The Raiders avoided multiple worst-case scenarios. The first would have been to jam themselves into a dysfunctional marriage. Last season, Carr’s touchdown volume was down, his interceptions were up and his yards per attempt were the lowest they’ve been since 2017. There were enough moments during games where it was clear the ideal throw would have been out of Carr’s hand about a split second sooner. His 2.93 snap-to-throw time was among the longest in the NFL (but, especially following his renaissance under Jon Gruden, was largely excused and understood because he made some great second- or third-read touchdown throws). Garoppolo, meanwhile, is more suited to play in a regimented structure. His 2.66 snap-to-throw time was far closer to that of Tom Brady, or someone who has already preprogrammed the destination of the football to some degree.

The second worst-case scenario for Las Vegas would’ve been to pin itself into a situation where it would have to draft Carr’s replacement and force that person to play immediately.

Garoppolo works in Las Vegas because there will be no lag time in acclimating to Davante Adams. A McDaniels offense with a decisive presnap-determined thrower is one that will not depend as much on chemistry or understanding. Just watch Garoppolo’s tape from his years in San Francisco. While it matters that he was accompanied by one of the best supporting casts of the past decade, and it also matters that he made some incorrect reads that still led to massive gains thanks to Deebo Samuel and George Kittle mauling potential tacklers, it also matters that, most of the time, what Kyle Shanahan uttered into the mouthpiece of his headset is what occurred on the field. It’s also worth mentioning that a fully utilized Adams, Hunter Renfrow and Darren Waller (should they all remain on the roster) isn’t an off-the-cliff drop-off for Garoppolo.

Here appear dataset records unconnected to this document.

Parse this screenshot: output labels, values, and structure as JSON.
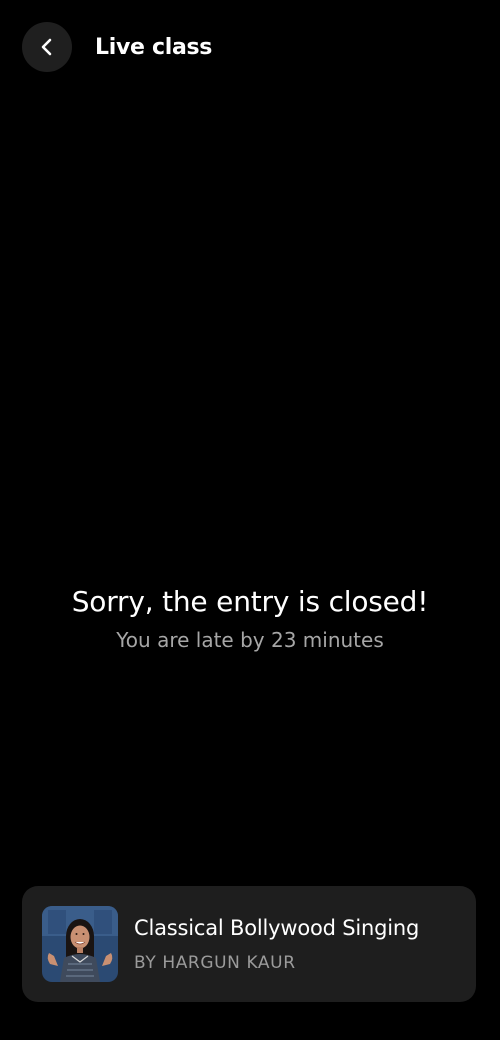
{
  "header": {
    "back_icon": "chevron-left-icon",
    "title": "Live class"
  },
  "message": {
    "title": "Sorry, the entry is closed!",
    "subtitle": "You are late by 23 minutes"
  },
  "class_card": {
    "name": "Classical Bollywood Singing",
    "instructor": "BY HARGUN KAUR",
    "thumbnail_icon": "instructor-photo"
  },
  "colors": {
    "background": "#000000",
    "card_background": "#1e1e1e",
    "back_button_background": "#1f1f1f",
    "subtitle_text": "#a6a6a6"
  }
}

While the systems are different, the Raiders, too, enjoy predictability. The Patriots built a dynasty on predictability in the sense that they mastered the core tenets of a simple system that could pick apart a defense by its weaknesses. Ask coaches who used to work there why they never seemed to develop a more modern marriage of the run and the pass, like we’re seeing pioneered by Shanahan and Sean McVay in different ways. It’s because they didn’t need to (until it was far too late; Brady moved on to Tampa Bay and the Patriots hired Matt Patricia and Joe Judge to change it over the course of an offseason).

With the Raiders, we will see fewer games this year where the offensive balance rocks like a ship in choppy waters. In New Orleans, we will see fewer games this year where the offense seems to be crawling through swampland.

Garoppolo will provide McDaniels with a familiar sense of security. In that way, it doesn’t really matter that we all saw it coming from a mile away.